In 2008, having broken up a four-year-old relationship and resigned from my job as a professional folk dancer, I arrived in London full of excitement and hope.
I started out as an au-pair, but I was determined to launch my librarian career as I had just gained my Bachelor’s Degree in Hungary. Quite quickly I did manage to secure a Library Assistant job and I was soon promoted, so I became a Team Leader in a different branch. Alongside my library job, I established a Hungarian folk dance group and we represented our country and its tradition on many occasions. I am proud that the ensemble still exist and is doing really well.
Soon after my promotion I completed a CELTA (Certificate in English Teaching to Adults) as I have always loved the English language and I thought, once I retire and move back to Hungary, I’ll have something to fall back on. I went on maternity leave in 2011 and realised I did not really want to leave my baby with anyone else, so I applied for a career break to care for my daughter, and I was granted one.
Meanwhile, me and my partner (who is an English citizen) decided to relocate to Hungary – at least for as long as our daughter is small – so I could enjoy my family’s support. We sold our house in the UK (which was a huge mistake, I think) and relocated, with my partner carrying on doing his contracting work. Sadly, nothing worked out in the way we had thought, except, that our planned second daughter arrived in 2014. My partner’s workload became more and more scarce. Less and less projects, and two years after we had moved he had spent more time in Hungary, jobless, than in the UK working. Since then everything has been going downhill. Well before the referendum we decided to move back. We only wanted to wait until our second daughter is 4 – she is now 3 – so she could start school in London next year.
Unfortunately the referendum has happened in the meantime. I cried on the morning of 24 June after watching the news. I just could not believe it. I still cannot, really.
I have now spent four years away from the UK. During this period I became even more fond of the English language and the British culture. I still have one year to think through what I should do but I’m now scared. I have read many frightening stories about Eastern Europeans being abused after Brexit. I am deeply disappointed…
My daughters are mixed race and have dual citizenship. My younger one’s skin shows more her father’s Jamaican origin. I’m worried about THEM, mainly. They could be targeted in two ways: for being Hungarian and for having a black complexion. I have always thought that England was the place for everyone, a place of refuge (I do not mean it politically) where people can settle and live happily ever after. I am now having second thoughts…

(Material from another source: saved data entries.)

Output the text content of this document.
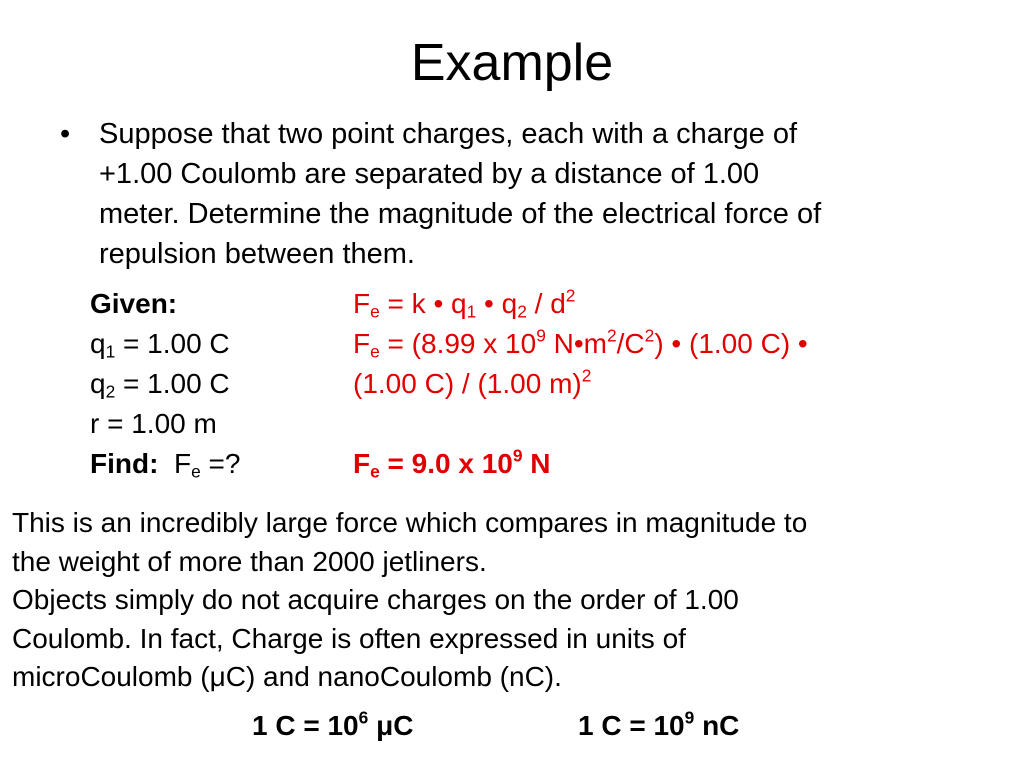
Example
• Suppose that two point charges, each with a charge of
+1.00 Coulomb are separated by a distance of 1.00
meter. Determine the magnitude of the electrical force of
repulsion between them.
Given:
$q_1 = 1.00$ C
$q_2 = 1.00$ C
r = 1.00 m
Find: $F_e$ =?
$F_e = k$ • $q_1$ • $q_2 / d^2$
$F_e = (8.99$ x $10^9$ $N•m^2/C^2$) • (1.00 C) •
(1.00 C) / (1.00 m)$^2$
$F_e = 9.0$ x $10^9$ N
This is an incredibly large force which compares in magnitude to
the weight of more than 2000 jetliners.
Objects simply do not acquire charges on the order of 1.00
Coulomb. In fact, Charge is often expressed in units of
microCoulomb (μC) and nanoCoulomb (nC).
1 $C = 10^6$ μC	1 $C = 10^9$ nC
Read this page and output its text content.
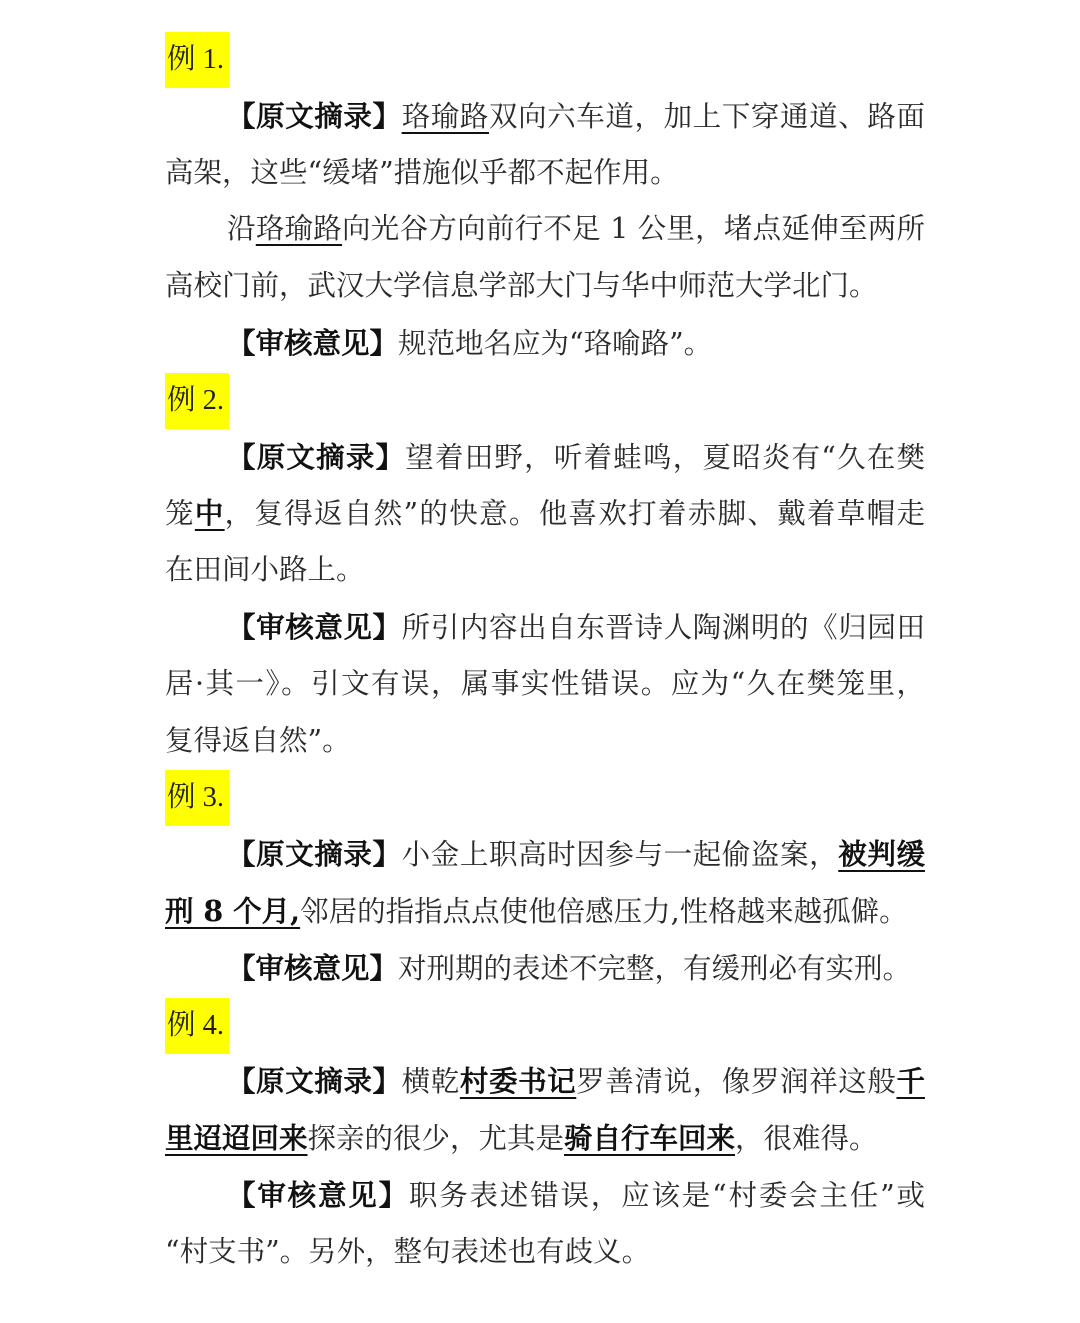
例 1.
【原文摘录】珞瑜路双向六车道，加上下穿通道、路面
高架，这些“缓堵”措施似乎都不起作用。
沿珞瑜路向光谷方向前行不足 1 公里，堵点延伸至两所
高校门前，武汉大学信息学部大门与华中师范大学北门。
【审核意见】规范地名应为“珞喻路”。
例 2.
【原文摘录】望着田野，听着蛙鸣，夏昭炎有“久在樊
笼中，复得返自然”的快意。他喜欢打着赤脚、戴着草帽走
在田间小路上。
【审核意见】所引内容出自东晋诗人陶渊明的《归园田
居·其一》。引文有误，属事实性错误。应为“久在樊笼里，
复得返自然”。
例 3.
【原文摘录】小金上职高时因参与一起偷盗案，被判缓
刑 8 个月,邻居的指指点点使他倍感压力,性格越来越孤僻。
【审核意见】对刑期的表述不完整，有缓刑必有实刑。
例 4.
【原文摘录】横乾村委书记罗善清说，像罗润祥这般千
里迢迢回来探亲的很少，尤其是骑自行车回来，很难得。
【审核意见】职务表述错误，应该是“村委会主任”或
“村支书”。另外，整句表述也有歧义。
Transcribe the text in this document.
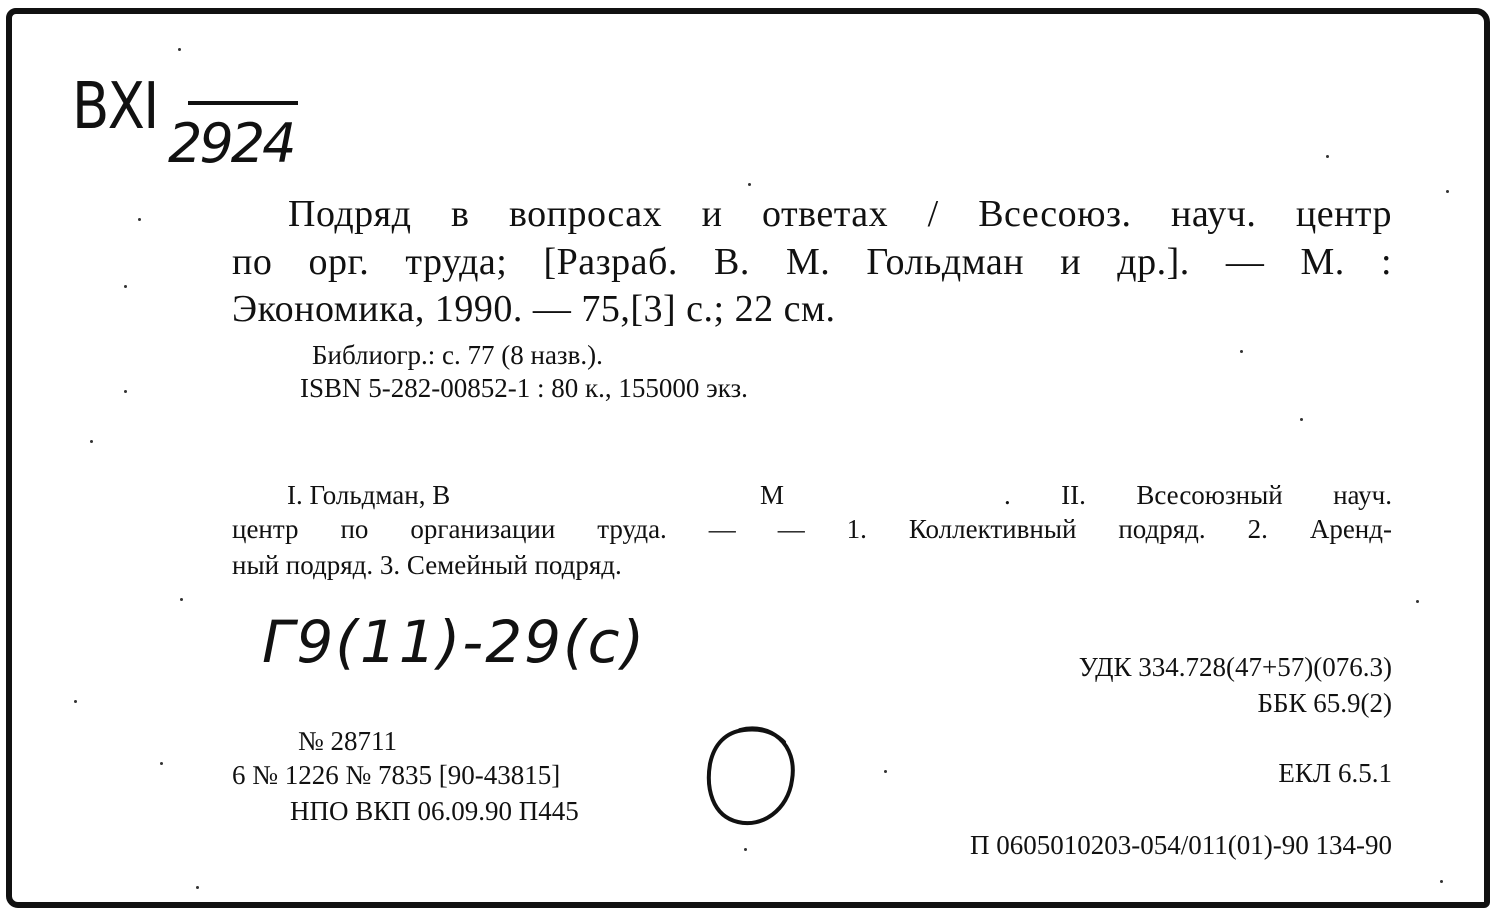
ВХI 2924
Подряд в вопросах и ответах / Всесоюз. науч. центр
по орг. труда; [Разраб. В. М. Гольдман и др.]. — М. :
Экономика, 1990. — 75,[3] с.; 22 см.
Библиогр.: с. 77 (8 назв.).
ISBN 5-282-00852-1 : 80 к., 155000 экз.
I. Гольдман, В	М	. II. Всесоюзный науч.
центр по организации труда. — — 1. Коллективный подряд. 2. Аренд-
ный подряд. 3. Семейный подряд.
Г9(11)-29(с)	УДК 334.728(47+57)(076.3)
ББК 65.9(2)
ЕКЛ 6.5.1
П 0605010203-054/011(01)-90 134-90
№ 28711
6 № 1226 № 7835 [90-43815]
НПО ВКП 06.09.90 П445
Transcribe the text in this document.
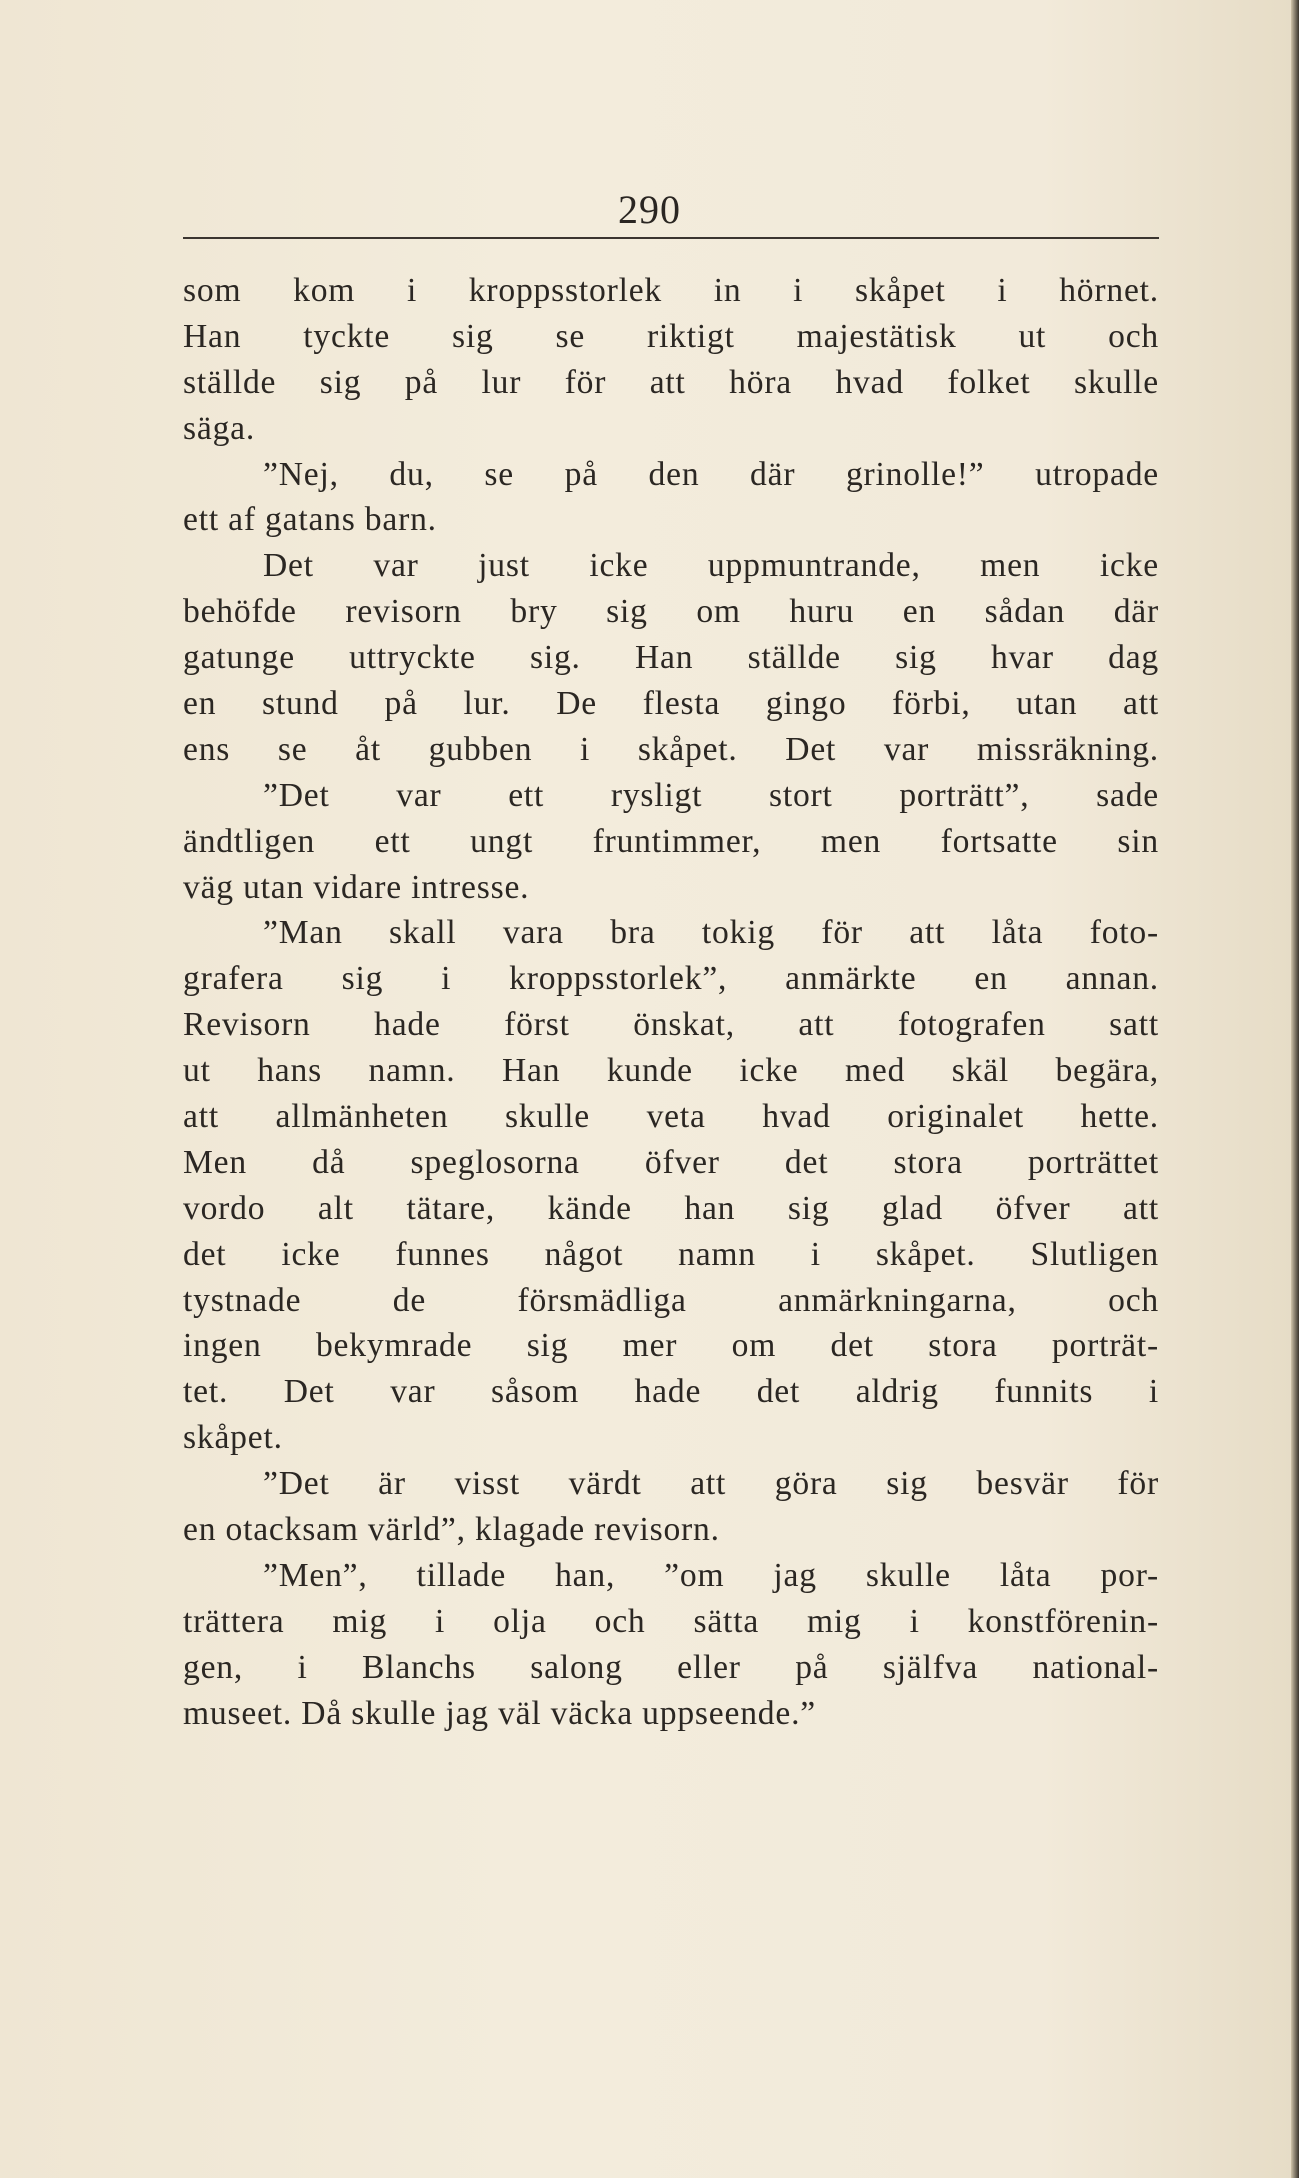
290
som kom i kroppsstorlek in i skåpet i hörnet.
Han tyckte sig se riktigt majestätisk ut och
ställde sig på lur för att höra hvad folket skulle
säga.
”Nej, du, se på den där grinolle!” utropade
ett af gatans barn.
Det var just icke uppmuntrande, men icke
behöfde revisorn bry sig om huru en sådan där
gatunge uttryckte sig. Han ställde sig hvar dag
en stund på lur. De flesta gingo förbi, utan att
ens se åt gubben i skåpet. Det var missräkning.
”Det var ett rysligt stort porträtt”, sade
ändtligen ett ungt fruntimmer, men fortsatte sin
väg utan vidare intresse.
”Man skall vara bra tokig för att låta foto-
grafera sig i kroppsstorlek”, anmärkte en annan.
Revisorn hade först önskat, att fotografen satt
ut hans namn. Han kunde icke med skäl begära,
att allmänheten skulle veta hvad originalet hette.
Men då speglosorna öfver det stora porträttet
vordo alt tätare, kände han sig glad öfver att
det icke funnes något namn i skåpet. Slutligen
tystnade de försmädliga anmärkningarna, och
ingen bekymrade sig mer om det stora porträt-
tet. Det var såsom hade det aldrig funnits i
skåpet.
”Det är visst värdt att göra sig besvär för
en otacksam värld”, klagade revisorn.
”Men”, tillade han, ”om jag skulle låta por-
trättera mig i olja och sätta mig i konstförenin-
gen, i Blanchs salong eller på själfva national-
museet. Då skulle jag väl väcka uppseende.”
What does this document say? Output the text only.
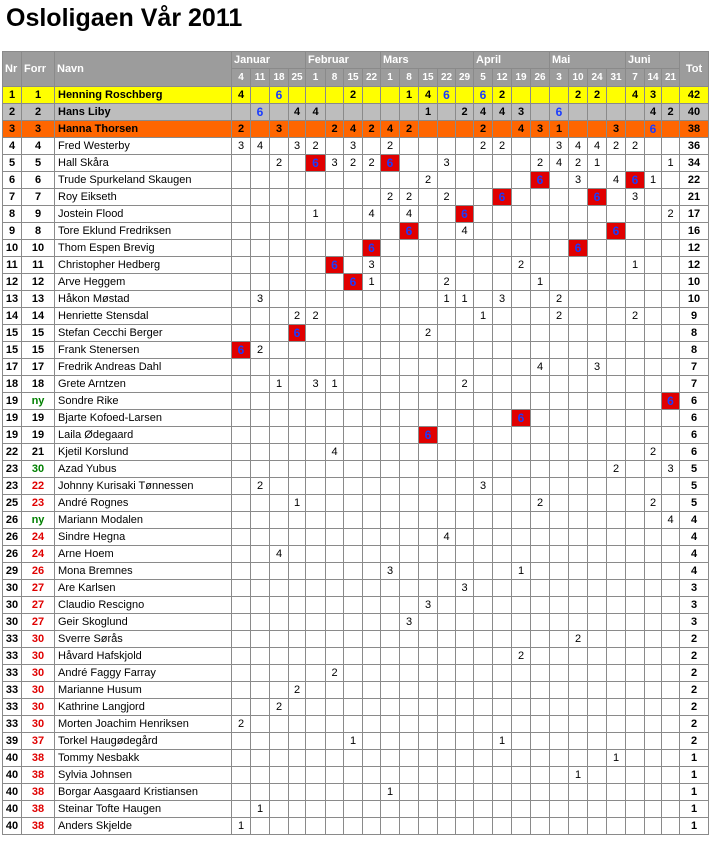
Osloligaen Vår 2011
Nr	Forr	Navn	Januar				Februar				Mars					April				Mai				Juni			Tot
			4	11	18	25	1	8	15	22	1	8	15	22	29	5	12	19	26	3	10	24	31	7	14	21	
1	1	Henning Roschberg	4		6				2			1	4	6		6	2				2	2		4	3		42
2	2	Hans Liby		6		4	4						1		2	4	4	3		6					4	2	40
3	3	Hanna Thorsen	2		3			2	4	2	4	2				2		4	3	1			3		6		38
4	4	Fred Westerby	3	4		3	2		3		2					2	2			3	4	4	2	2			36
5	5	Hall Skåra			2		6	3	2	2	6			3					2	4	2	1				1	34
6	6	Trude Spurkeland Skaugen											2						6		3		4	6	1		22
7	7	Roy Eikseth									2	2		2			6					6		3			21
8	9	Jostein Flood					1			4		4			6											2	17
9	8	Tore Eklund Fredriksen										6			4								6				16
10	10	Thom Espen Brevig								6											6						12
11	11	Christopher Hedberg						6		3								2						1			12
12	12	Arve Heggem							6	1				2					1								10
13	13	Håkon Møstad		3										1	1		3			2							10
14	14	Henriette Stensdal				2	2									1				2				2			9
15	15	Stefan Cecchi Berger				6							2														8
15	15	Frank Stenersen	6	2																							8
17	17	Fredrik Andreas Dahl																	4			3					7
18	18	Grete Arntzen			1		3	1							2												7
19	ny	Sondre Rike																								6	6
19	19	Bjarte Kofoed-Larsen																6									6
19	19	Laila Ødegaard											6														6
22	21	Kjetil Korslund						4																	2		6
23	30	Azad Yubus																					2			3	5
23	22	Johnny Kurisaki Tønnessen		2												3											5
25	23	André Rognes				1													2						2		5
26	ny	Mariann Modalen																								4	4
26	24	Sindre Hegna												4													4
26	24	Arne Hoem			4																						4
29	26	Mona Bremnes									3							1									4
30	27	Are Karlsen													3												3
30	27	Claudio Rescigno											3														3
30	27	Geir Skoglund										3															3
33	30	Sverre Sørås																			2						2
33	30	Håvard Hafskjold																2									2
33	30	André Faggy Farray						2																			2
33	30	Marianne Husum				2																					2
33	30	Kathrine Langjord			2																						2
33	30	Morten Joachim Henriksen	2																								2
39	37	Torkel Haugødegård							1								1										2
40	38	Tommy Nesbakk																					1				1
40	38	Sylvia Johnsen																			1						1
40	38	Borgar Aasgaard Kristiansen									1																1
40	38	Steinar Tofte Haugen		1																							1
40	38	Anders Skjelde	1																								1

I try not to think about what if I had stayed in the UK, as I would now be eligible for Permanent Residency. As things are, however, my five years in London do not count at all.
I feel I have unexploited opportunities left behind. I still would like to carry on building my career as a librarian, make a start on my chartership to become a CILIP member, but most of all, I would like to provide my children with a prosperous future.